The way you use the terms open source and free software with OpenBSD being open source and FSF representing free software isn't standard I think. You'll see across OpenBSD mailing lists people using either of the terms in describing their software. I see both used among Perl people too. I recall one developer pointedly using the term free software to describe non-copylefted free software, I supposed at the time as a way of expressing frustration with others claiming the definition or maybe as emphasizing that there are fewer conditions in his preferred licenses.

BSDs have been able to take video drivers from Linux without copylefting their code. This is the main way I think that those who generally prefer the GPL as their license can help the BSDs. It's expressed here in an old article by Egen Moblen on the CDDL

":The source trees of many GPL-licensed works, including the Linux kernel, contain files originally published by their authors under other free software licensing terms. In these cases, where the licenses involved are "permissive" licenses---such as a GPL-compatible BSD license, the MIT/X11 license or the equivalent---it can be said that GPLv2 section 2(b) is literally complied with, because those licenses permit the source code to be placed under other license terms, and those files are "relicensed" to GPL when they are included in the larger project's source tree. Though this is literally satisfactory from the GPL perspective, it raises equitable concerns of another kind. The improvements or modifications made to that code within the context of the GPL'd project can now not be picked up and used by the original projects or other downstream developers, unless they are prepared to place their entire work under GPL copyleft terms. This "traps" the improvements to the original contribution where they cannot be reused by the original contributors under their preferred terms. This is legitimate conduct on the part of the GPL-using project, but it unnecessarily deteriorates comity among free software developers. A better approach than the "relicensing" approach is to keep the files so employed within the GPL-licensed project's source tree with their additional licensing material intact, even when modified, so that if those files, or any parts thereof, are removed from the GPL'd project they can be reused under the original license, with the improvements made in the GPL'd context fully available under those terms. This is the official advice of SFLC to its GPL-using clients. "

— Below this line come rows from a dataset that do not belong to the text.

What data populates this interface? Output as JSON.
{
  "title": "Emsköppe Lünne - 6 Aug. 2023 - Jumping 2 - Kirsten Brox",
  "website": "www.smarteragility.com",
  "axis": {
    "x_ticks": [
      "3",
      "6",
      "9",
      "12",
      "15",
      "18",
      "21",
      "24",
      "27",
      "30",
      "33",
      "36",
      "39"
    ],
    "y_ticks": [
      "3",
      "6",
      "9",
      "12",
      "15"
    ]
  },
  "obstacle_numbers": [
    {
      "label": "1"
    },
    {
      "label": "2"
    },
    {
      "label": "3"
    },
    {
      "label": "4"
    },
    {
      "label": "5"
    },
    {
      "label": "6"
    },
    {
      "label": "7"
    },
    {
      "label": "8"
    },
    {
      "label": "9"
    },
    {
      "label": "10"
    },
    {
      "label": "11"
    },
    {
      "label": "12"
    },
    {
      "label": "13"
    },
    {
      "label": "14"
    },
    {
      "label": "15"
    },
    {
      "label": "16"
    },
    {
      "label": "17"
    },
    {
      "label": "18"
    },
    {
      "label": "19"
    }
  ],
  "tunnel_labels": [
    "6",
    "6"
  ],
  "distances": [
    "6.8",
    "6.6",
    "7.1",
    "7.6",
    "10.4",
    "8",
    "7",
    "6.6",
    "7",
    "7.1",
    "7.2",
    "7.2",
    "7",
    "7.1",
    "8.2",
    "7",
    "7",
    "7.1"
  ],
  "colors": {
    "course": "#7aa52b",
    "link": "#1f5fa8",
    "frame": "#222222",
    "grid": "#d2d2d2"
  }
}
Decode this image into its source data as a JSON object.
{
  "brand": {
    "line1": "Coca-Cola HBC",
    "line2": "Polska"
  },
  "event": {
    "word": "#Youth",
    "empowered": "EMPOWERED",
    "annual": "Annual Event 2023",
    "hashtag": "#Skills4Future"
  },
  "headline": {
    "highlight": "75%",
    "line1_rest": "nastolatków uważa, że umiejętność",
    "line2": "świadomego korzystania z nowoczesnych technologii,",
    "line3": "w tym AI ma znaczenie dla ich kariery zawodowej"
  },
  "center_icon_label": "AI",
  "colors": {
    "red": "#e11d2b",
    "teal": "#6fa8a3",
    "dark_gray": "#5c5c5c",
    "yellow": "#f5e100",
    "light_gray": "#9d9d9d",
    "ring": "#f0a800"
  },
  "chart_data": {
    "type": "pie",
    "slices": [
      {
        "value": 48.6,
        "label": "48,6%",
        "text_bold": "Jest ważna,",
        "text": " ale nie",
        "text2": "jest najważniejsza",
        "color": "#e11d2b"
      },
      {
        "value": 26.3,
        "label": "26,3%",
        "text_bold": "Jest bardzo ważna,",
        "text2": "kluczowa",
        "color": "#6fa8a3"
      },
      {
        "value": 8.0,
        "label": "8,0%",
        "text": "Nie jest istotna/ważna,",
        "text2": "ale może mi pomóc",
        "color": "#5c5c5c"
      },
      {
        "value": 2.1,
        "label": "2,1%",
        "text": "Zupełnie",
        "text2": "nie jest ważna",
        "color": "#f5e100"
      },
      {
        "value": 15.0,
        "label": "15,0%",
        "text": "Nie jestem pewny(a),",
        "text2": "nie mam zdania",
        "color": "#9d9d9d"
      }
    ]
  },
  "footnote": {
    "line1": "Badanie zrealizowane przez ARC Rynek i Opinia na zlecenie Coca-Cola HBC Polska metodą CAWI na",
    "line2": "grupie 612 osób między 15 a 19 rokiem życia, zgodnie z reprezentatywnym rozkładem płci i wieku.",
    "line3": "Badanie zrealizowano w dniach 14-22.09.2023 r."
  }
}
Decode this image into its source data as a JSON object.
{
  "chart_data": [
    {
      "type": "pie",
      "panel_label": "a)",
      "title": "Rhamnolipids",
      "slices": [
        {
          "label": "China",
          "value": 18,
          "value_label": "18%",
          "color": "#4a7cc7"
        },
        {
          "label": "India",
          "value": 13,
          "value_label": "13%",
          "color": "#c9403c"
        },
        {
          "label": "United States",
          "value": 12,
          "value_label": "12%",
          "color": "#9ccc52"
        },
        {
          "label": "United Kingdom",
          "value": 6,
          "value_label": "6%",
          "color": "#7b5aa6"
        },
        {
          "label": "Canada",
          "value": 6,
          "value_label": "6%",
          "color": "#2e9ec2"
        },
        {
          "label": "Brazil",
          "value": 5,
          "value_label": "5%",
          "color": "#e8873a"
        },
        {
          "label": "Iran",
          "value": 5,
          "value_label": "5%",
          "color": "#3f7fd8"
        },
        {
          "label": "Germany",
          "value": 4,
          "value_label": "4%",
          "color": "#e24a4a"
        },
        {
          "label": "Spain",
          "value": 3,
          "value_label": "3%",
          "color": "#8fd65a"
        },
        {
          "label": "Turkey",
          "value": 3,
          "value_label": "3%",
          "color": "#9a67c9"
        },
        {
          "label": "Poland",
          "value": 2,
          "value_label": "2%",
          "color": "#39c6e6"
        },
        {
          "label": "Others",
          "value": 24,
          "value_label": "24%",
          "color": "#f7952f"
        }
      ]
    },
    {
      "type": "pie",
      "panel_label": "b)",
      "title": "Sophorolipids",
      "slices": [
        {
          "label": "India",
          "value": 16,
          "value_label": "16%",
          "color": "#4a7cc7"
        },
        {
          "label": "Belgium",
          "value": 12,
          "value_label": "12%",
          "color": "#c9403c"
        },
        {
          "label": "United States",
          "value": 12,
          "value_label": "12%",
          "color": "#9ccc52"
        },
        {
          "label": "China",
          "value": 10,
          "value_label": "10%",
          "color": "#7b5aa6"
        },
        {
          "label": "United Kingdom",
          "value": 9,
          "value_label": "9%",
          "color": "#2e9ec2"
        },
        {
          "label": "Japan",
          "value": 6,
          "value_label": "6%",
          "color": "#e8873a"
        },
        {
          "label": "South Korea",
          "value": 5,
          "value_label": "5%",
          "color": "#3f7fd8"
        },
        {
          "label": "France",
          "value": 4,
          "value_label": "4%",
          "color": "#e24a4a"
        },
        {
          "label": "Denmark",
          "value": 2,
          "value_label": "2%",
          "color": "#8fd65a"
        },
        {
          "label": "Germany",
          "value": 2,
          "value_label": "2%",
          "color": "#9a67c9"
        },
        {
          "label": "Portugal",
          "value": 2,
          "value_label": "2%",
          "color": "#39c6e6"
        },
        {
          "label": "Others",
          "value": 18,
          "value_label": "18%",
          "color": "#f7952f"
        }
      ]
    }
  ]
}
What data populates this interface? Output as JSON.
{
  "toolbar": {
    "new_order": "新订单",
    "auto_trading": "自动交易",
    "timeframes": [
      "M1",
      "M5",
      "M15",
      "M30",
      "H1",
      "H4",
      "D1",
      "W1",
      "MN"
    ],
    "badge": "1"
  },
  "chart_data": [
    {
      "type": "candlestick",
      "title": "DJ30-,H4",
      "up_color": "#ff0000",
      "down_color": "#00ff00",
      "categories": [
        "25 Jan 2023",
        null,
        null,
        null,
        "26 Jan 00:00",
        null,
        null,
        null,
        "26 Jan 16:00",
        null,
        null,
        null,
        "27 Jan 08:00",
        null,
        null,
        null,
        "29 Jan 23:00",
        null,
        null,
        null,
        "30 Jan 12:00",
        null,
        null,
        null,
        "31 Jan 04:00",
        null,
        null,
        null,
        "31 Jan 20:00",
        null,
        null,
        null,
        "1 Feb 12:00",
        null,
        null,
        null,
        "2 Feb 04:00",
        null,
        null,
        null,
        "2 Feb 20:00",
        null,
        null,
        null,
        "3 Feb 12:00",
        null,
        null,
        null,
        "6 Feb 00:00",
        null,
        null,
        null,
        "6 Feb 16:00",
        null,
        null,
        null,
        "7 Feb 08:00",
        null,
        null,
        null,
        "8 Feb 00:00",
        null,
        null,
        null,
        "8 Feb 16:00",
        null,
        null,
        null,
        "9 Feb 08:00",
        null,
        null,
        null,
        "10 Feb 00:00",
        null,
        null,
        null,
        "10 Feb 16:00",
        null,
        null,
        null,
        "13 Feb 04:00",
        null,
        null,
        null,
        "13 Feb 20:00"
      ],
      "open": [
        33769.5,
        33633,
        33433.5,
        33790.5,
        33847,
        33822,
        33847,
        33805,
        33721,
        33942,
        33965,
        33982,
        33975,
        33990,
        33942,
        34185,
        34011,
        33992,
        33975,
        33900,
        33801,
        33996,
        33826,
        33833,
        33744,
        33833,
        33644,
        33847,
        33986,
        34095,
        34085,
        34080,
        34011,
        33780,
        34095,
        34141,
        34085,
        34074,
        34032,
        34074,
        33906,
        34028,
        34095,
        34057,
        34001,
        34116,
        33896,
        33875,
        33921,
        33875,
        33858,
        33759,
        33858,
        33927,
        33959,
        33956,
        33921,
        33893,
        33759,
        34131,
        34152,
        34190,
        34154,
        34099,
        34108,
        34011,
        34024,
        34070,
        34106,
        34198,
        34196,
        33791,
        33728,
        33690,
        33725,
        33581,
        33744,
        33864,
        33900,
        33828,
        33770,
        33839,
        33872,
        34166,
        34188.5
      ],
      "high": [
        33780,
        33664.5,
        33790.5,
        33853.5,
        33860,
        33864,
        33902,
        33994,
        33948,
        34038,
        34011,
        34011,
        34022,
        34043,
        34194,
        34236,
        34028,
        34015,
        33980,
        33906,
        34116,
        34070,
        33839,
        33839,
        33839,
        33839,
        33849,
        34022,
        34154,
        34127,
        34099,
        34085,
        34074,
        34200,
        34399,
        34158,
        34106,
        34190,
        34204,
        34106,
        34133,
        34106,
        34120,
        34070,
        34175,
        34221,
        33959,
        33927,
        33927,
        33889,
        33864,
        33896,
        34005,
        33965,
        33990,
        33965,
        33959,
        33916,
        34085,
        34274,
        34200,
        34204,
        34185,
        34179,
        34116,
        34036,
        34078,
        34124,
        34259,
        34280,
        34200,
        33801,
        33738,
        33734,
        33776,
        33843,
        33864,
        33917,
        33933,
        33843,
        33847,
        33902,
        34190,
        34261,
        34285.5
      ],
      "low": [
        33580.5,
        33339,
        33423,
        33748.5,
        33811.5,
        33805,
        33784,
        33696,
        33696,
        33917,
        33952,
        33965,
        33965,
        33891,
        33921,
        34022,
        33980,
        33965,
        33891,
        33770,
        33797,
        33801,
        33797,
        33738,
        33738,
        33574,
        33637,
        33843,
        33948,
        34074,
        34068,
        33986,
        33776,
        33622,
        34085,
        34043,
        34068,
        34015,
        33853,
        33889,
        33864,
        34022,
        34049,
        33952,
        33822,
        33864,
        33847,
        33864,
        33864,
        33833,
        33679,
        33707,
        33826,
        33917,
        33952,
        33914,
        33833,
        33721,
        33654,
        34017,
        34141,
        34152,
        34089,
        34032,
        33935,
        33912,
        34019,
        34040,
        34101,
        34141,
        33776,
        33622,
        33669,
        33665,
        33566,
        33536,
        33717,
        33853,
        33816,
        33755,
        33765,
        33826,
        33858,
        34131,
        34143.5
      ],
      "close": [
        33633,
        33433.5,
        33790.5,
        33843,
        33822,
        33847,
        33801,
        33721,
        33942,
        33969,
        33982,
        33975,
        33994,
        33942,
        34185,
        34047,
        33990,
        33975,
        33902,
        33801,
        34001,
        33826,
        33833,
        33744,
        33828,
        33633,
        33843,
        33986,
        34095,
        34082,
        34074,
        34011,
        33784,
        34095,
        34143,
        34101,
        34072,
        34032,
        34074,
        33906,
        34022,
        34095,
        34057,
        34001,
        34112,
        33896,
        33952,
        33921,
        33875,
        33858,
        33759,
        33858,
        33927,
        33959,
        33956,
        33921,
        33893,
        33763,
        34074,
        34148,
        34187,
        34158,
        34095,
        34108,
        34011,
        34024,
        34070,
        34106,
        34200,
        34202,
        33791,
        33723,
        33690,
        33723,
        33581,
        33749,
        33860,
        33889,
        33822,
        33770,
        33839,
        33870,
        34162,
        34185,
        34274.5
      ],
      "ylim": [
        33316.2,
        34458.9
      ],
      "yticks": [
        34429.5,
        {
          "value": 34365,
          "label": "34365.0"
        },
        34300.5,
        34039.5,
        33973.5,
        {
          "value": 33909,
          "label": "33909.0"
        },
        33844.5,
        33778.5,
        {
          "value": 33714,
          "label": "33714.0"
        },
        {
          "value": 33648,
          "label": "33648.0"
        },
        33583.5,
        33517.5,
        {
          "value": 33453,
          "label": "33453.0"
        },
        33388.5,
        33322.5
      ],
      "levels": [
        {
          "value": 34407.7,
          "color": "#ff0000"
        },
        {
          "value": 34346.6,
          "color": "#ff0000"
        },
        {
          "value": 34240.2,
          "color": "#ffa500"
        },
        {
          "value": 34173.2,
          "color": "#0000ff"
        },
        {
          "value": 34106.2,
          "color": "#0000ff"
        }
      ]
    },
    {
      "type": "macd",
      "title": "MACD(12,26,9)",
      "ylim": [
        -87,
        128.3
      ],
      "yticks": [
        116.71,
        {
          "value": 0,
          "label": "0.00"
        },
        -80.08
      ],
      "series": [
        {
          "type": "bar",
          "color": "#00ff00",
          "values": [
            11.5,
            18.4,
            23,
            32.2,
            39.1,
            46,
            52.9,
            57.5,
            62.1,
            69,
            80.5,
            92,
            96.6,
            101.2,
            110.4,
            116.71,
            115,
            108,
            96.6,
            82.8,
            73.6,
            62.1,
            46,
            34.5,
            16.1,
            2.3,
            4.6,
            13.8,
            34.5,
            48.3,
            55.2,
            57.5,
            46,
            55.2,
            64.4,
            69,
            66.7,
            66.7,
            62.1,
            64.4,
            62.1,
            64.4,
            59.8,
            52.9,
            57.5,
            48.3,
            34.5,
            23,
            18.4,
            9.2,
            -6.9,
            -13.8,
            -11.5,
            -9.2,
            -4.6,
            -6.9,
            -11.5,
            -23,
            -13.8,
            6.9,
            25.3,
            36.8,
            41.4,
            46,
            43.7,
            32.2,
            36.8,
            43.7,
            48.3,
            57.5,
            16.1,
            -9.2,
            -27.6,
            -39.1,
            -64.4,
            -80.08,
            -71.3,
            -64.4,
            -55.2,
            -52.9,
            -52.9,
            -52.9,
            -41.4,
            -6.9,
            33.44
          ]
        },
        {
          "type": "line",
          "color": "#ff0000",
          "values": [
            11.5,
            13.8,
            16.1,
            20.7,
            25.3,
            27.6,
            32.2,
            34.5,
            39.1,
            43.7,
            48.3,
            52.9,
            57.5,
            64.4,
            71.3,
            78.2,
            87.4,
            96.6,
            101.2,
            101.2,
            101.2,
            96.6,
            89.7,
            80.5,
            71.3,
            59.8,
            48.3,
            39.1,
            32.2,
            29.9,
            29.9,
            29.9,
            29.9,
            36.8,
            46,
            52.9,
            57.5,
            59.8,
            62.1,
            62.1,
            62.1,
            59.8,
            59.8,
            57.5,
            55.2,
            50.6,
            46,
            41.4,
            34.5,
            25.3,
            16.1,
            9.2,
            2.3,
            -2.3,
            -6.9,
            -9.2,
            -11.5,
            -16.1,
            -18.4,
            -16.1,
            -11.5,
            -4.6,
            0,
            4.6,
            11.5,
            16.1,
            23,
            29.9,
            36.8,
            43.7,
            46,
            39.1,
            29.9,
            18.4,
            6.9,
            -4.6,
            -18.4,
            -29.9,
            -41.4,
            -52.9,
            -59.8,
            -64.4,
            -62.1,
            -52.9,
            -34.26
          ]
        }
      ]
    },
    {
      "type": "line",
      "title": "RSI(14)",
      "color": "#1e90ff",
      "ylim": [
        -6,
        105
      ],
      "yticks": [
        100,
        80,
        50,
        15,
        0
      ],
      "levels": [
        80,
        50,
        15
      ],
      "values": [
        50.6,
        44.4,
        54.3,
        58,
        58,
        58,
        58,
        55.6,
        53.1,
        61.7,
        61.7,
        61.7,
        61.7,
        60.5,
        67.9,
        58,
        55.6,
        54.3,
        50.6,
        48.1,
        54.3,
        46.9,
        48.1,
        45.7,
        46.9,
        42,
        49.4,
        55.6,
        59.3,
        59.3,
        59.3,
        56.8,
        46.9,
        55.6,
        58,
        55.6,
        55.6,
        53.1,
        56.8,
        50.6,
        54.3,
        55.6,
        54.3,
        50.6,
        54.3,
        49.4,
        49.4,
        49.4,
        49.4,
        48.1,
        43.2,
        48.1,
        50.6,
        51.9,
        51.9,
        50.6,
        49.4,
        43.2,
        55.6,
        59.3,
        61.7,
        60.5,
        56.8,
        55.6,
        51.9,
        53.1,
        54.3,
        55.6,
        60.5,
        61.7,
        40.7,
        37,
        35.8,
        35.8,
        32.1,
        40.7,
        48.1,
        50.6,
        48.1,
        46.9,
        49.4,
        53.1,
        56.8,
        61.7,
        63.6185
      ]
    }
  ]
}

In addition to BSD origin files they could look at cases tactically and see if making certains files available for the BSDs under a non-copyleft license might not be more worthwhile than their overriding preference that none of their code get used in proprietary software or be put in physical products (e.g. phones, IoT, etc.) where the customers can't get hold of the source or the necessary build tools to modify said products.

Otherwise I don't know. I like OpenBSD, NetBSD and GNU all quite well. It used to create a minor kind of identity conflict when reading or listening to BSD people express hostility and aggrevation towards GNU and the GPL license, but whatever. That kind of petty bickering is a tempest in a teapot as far as I'm concerned. It matters little. Seems not as bad lately too.